In Harderwijk maakte ik mijn debuut op Nova. Mijn vrienden en ik, skaters die niet konden skaten, hadden namelijk de twijfelachtige eer om als één van de eersten in Nederland te zijn afgeperst door jonge Marokkanen. Het kostte ons drie sjekkies en een half zakje Purple Haze – het waren goddank de onschuldige, paarse jaren negentig. Toen kostte het de daders slechts tijdelijk hun vrijheid, later pas betaalden zij met de reputatie van een generatie, hun identiteit.
De derde periode: de Rheinvis
Na mijn eindexamen verhuisde ik naar Zwolle. Ik studeerde gitaar lichte muziek en bijvak zang aan het conservatorium ArtEZ. Had les in Zwolle en Arnhem en studeerde af met een 9,5. Ook ontmoette ik mijn vriend Bertolf en richtte met hem behalve ons gitaarduo AlBertolf, alias Schering en Inslag, de popband The Junes op. Mijn broertje Christiaan kon niet ontbreken en werd toetsenist.

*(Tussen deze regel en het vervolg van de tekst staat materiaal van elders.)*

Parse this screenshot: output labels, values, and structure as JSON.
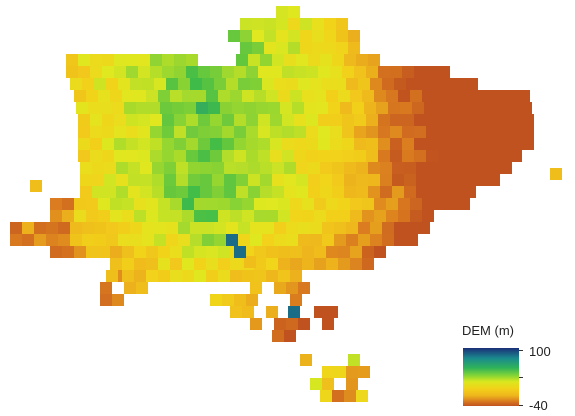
{
  "legend": {
    "title": "DEM (m)",
    "max_label": "100",
    "min_label": "-40",
    "max_value": 100,
    "min_value": -40
  },
  "colors": {
    "high": "#1b2f78",
    "upper": "#2fb25a",
    "mid": "#d9e81f",
    "low": "#eeb61c",
    "lowest": "#c0521f"
  }
}
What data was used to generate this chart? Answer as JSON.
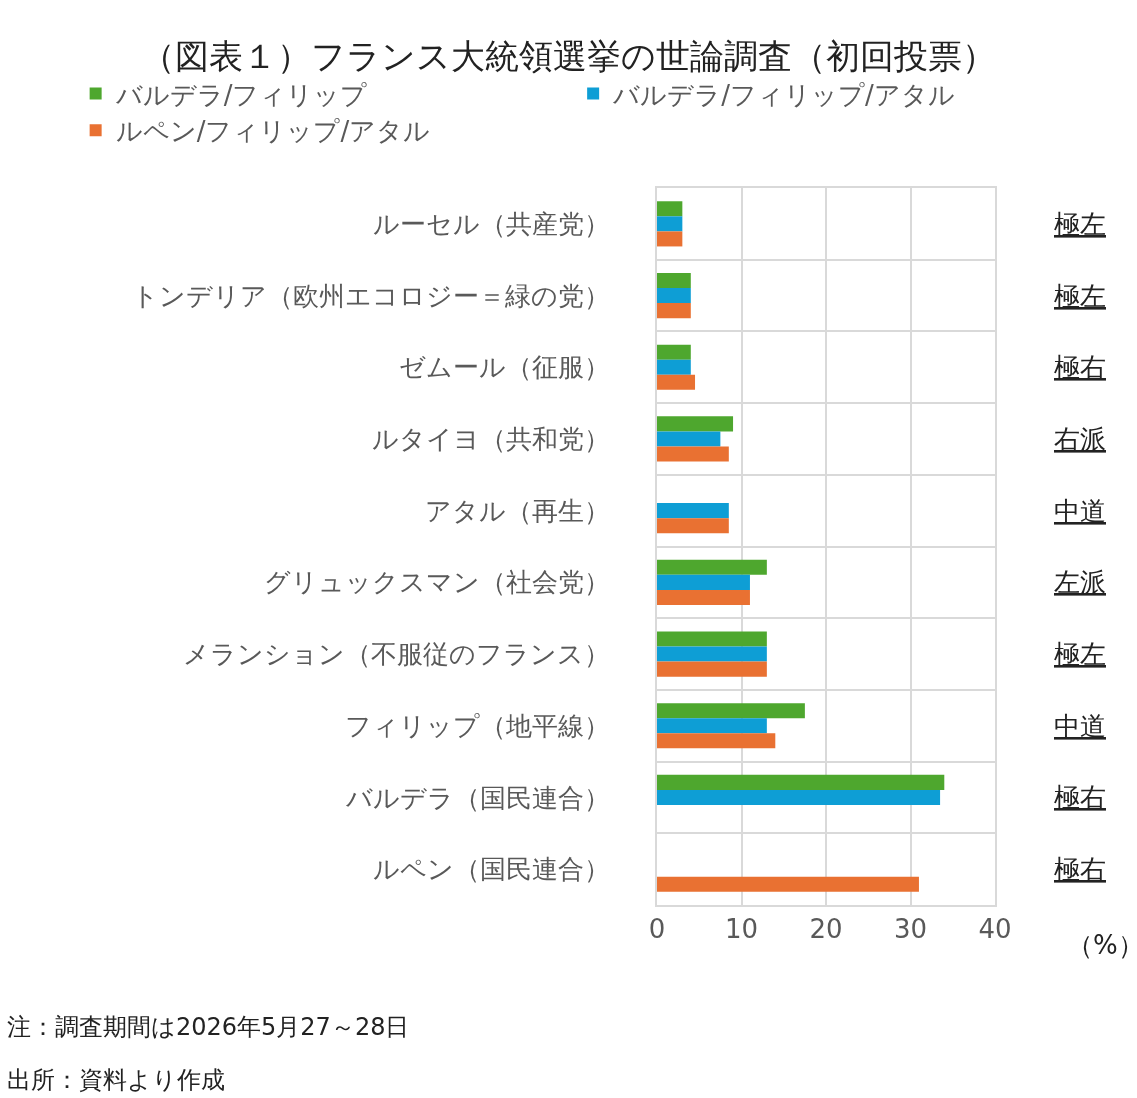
{
  "chart_data": {
    "type": "bar",
    "orientation": "horizontal",
    "title": "（図表１）フランス大統領選挙の世論調査（初回投票）",
    "categories": [
      "ルーセル（共産党）",
      "トンデリア（欧州エコロジー＝緑の党）",
      "ゼムール（征服）",
      "ルタイヨ（共和党）",
      "アタル（再生）",
      "グリュックスマン（社会党）",
      "メランション（不服従のフランス）",
      "フィリップ（地平線）",
      "バルデラ（国民連合）",
      "ルペン（国民連合）"
    ],
    "series": [
      {
        "name": "バルデラ/フィリップ",
        "color": "#4ea72e",
        "values": [
          3,
          4,
          4,
          9,
          null,
          13,
          13,
          17.5,
          34,
          null
        ]
      },
      {
        "name": "バルデラ/フィリップ/アタル",
        "color": "#0e9ed5",
        "values": [
          3,
          4,
          4,
          7.5,
          8.5,
          11,
          13,
          13,
          33.5,
          null
        ]
      },
      {
        "name": "ルペン/フィリップ/アタル",
        "color": "#e97132",
        "values": [
          3,
          4,
          4.5,
          8.5,
          8.5,
          11,
          13,
          14,
          null,
          31
        ]
      }
    ],
    "xlabel": "（%）",
    "xlim": [
      0,
      40
    ],
    "xticks": [
      0,
      10,
      20,
      30,
      40
    ],
    "grid": true,
    "legend": "top",
    "annotations": [
      "極左",
      "極左",
      "極右",
      "右派",
      "中道",
      "左派",
      "極左",
      "中道",
      "極右",
      "極右",
      "注：調査期間は2026年5月27～28日",
      "出所：資料より作成"
    ]
  }
}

De vierde periode: de sprong
Ik verhuisde naar Amsterdam. Het Zwolsche had ik na drie jaar wel gezien. Ik had in alle kroegen opgetreden en met een Eva met elf tenen gezwommen in de Ijssel. Amsterdam leek mij een logisch vervolg. Ik moest behalve zingen en gitaarspelen wat gaan doen en besloot om de Bachelor Nederlandse taal en cultuur te beginnen.

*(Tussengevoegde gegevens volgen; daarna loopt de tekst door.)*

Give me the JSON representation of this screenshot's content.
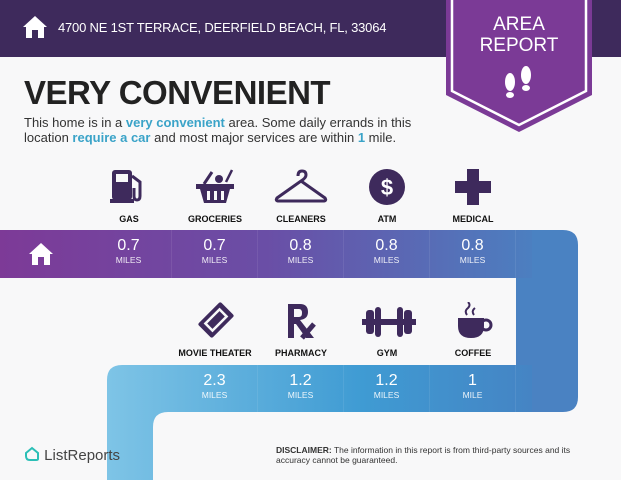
{
  "header": {
    "address": "4700 NE 1ST TERRACE, DEERFIELD BEACH, FL, 33064",
    "home_icon": "house-icon"
  },
  "badge": {
    "line1": "AREA",
    "line2": "REPORT",
    "icon": "footprints-icon"
  },
  "summary": {
    "title": "VERY CONVENIENT",
    "t1": "This home is in a ",
    "h1": "very convenient",
    "t2": " area. Some daily errands in this location ",
    "h2": "require a car",
    "t3": " and most major services are within ",
    "h3": "1",
    "t4": " mile."
  },
  "row1": [
    {
      "label": "GAS",
      "value": "0.7",
      "unit": "MILES",
      "icon": "gas-pump-icon"
    },
    {
      "label": "GROCERIES",
      "value": "0.7",
      "unit": "MILES",
      "icon": "grocery-basket-icon"
    },
    {
      "label": "CLEANERS",
      "value": "0.8",
      "unit": "MILES",
      "icon": "hanger-icon"
    },
    {
      "label": "ATM",
      "value": "0.8",
      "unit": "MILES",
      "icon": "dollar-icon"
    },
    {
      "label": "MEDICAL",
      "value": "0.8",
      "unit": "MILES",
      "icon": "medical-cross-icon"
    }
  ],
  "row2": [
    {
      "label": "MOVIE THEATER",
      "value": "2.3",
      "unit": "MILES",
      "icon": "ticket-icon"
    },
    {
      "label": "PHARMACY",
      "value": "1.2",
      "unit": "MILES",
      "icon": "rx-icon"
    },
    {
      "label": "GYM",
      "value": "1.2",
      "unit": "MILES",
      "icon": "dumbbell-icon"
    },
    {
      "label": "COFFEE",
      "value": "1",
      "unit": "MILE",
      "icon": "coffee-cup-icon"
    }
  ],
  "footer": {
    "logo": "ListReports",
    "disclaimer_label": "DISCLAIMER:",
    "disclaimer": " The information in this report is from third-party sources and its accuracy cannot be guaranteed."
  },
  "colors": {
    "header": "#3e2a5c",
    "badge": "#7b3a96",
    "icon": "#3e2a5c",
    "highlight": "#3aa3c8"
  }
}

De vijfde periode: de vroege oogst
Het leek alsof de dingen gingen. Na het verliezen van de Oogst van Overijssel speelde ik met The Junes in alle clubs van Nederland, met als hoogtepunten Paradiso (als voorprogramma van The Tragically Hip, twee keer uitverkocht) en Martiniplaza (samen met Bløf goed voor zo’n 5000 man). Hiernaast schreef ik een bachelorscriptie over het nihilisme in de romans van Arnon Grunberg. Tussendoor speelde ik met de achtkoppige westernswingformatie Panhandle Swing op het North Sea Jazzfestival en op country & westernfestivals in Litouwen en Letland.

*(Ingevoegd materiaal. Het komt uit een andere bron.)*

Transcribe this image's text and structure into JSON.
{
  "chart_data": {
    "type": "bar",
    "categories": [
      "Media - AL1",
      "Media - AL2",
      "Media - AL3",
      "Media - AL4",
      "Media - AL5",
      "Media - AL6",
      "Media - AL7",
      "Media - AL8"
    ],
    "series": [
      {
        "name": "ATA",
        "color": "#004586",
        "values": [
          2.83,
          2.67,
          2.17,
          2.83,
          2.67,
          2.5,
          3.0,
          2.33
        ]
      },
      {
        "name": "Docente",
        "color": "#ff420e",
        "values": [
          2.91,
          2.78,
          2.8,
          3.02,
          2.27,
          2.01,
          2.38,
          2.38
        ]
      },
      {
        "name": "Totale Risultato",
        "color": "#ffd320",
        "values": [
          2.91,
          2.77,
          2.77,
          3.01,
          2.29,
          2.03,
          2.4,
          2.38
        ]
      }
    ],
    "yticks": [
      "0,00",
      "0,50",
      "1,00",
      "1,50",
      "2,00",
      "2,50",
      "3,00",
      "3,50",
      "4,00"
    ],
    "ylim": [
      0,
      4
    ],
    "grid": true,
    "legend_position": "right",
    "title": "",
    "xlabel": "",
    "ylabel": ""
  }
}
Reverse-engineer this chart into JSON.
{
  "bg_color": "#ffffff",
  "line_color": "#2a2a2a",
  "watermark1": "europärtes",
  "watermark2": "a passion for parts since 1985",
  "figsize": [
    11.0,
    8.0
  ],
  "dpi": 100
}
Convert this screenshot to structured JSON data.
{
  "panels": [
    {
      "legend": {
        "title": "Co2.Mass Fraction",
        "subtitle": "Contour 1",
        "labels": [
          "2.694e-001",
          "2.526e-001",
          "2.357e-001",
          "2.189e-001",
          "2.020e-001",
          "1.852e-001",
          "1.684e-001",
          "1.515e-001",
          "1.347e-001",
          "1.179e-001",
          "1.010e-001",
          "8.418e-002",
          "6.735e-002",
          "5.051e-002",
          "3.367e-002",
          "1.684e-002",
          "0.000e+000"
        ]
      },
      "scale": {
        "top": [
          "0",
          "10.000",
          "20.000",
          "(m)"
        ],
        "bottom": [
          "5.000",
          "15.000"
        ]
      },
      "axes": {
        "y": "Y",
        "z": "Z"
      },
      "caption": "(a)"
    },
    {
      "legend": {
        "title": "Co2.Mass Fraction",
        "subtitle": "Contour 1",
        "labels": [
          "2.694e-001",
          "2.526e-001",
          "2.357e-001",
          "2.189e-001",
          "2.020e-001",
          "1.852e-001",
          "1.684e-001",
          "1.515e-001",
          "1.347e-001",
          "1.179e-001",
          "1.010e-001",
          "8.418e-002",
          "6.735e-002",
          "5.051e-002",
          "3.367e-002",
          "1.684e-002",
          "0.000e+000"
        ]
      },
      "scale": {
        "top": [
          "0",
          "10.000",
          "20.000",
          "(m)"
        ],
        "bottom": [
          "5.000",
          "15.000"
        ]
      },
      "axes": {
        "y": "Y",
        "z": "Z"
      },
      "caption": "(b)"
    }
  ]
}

De zesde periode: de vroege val naar het hier en nu.
The Junes gingen uit elkaar. Daarna heb ik een paar keer gespeeld en meegezongen bij de bijna-beroemde Bertolf.Het was de verleiding van de wil of de wil zelf die meer wilde.
In september 2011 heb ik de researchmaster Nederlandse letterkunde aan de Universiteit van Amsterdam voltooid. Daarbij heb ik geschreven voor Babel, Folia, NRC/Handelsblad en De Groene Amsterdammer over muziek, literatuur en de taxioorlog. Ook publiceerde ik een wetenschappelijk artikel over de tragedie in het werk van Arnon Grunberg in het Tijdschrift voor Nederlandse taal- en letterkunde (zie ‘Publicaties’ voor een overzicht).
Nu werk ik als freelance musicus en publicist en heb ik zo’n 27 gitaarleerlingen aan De Nieuwe Muziekschool in Bussum. Zelf ben ik leerling van de verschijning van mijn favoriete meditatie-instructeur.
Samen met broer Christiaan hebben we ons eigen trio, Trio Verbeek.
‘De weg is vrij, de weg is open.’ (Ramses Shaffy, ‘Zonder bagage’)
De zevende periode: de toekomst
Moet nog worden geschreven.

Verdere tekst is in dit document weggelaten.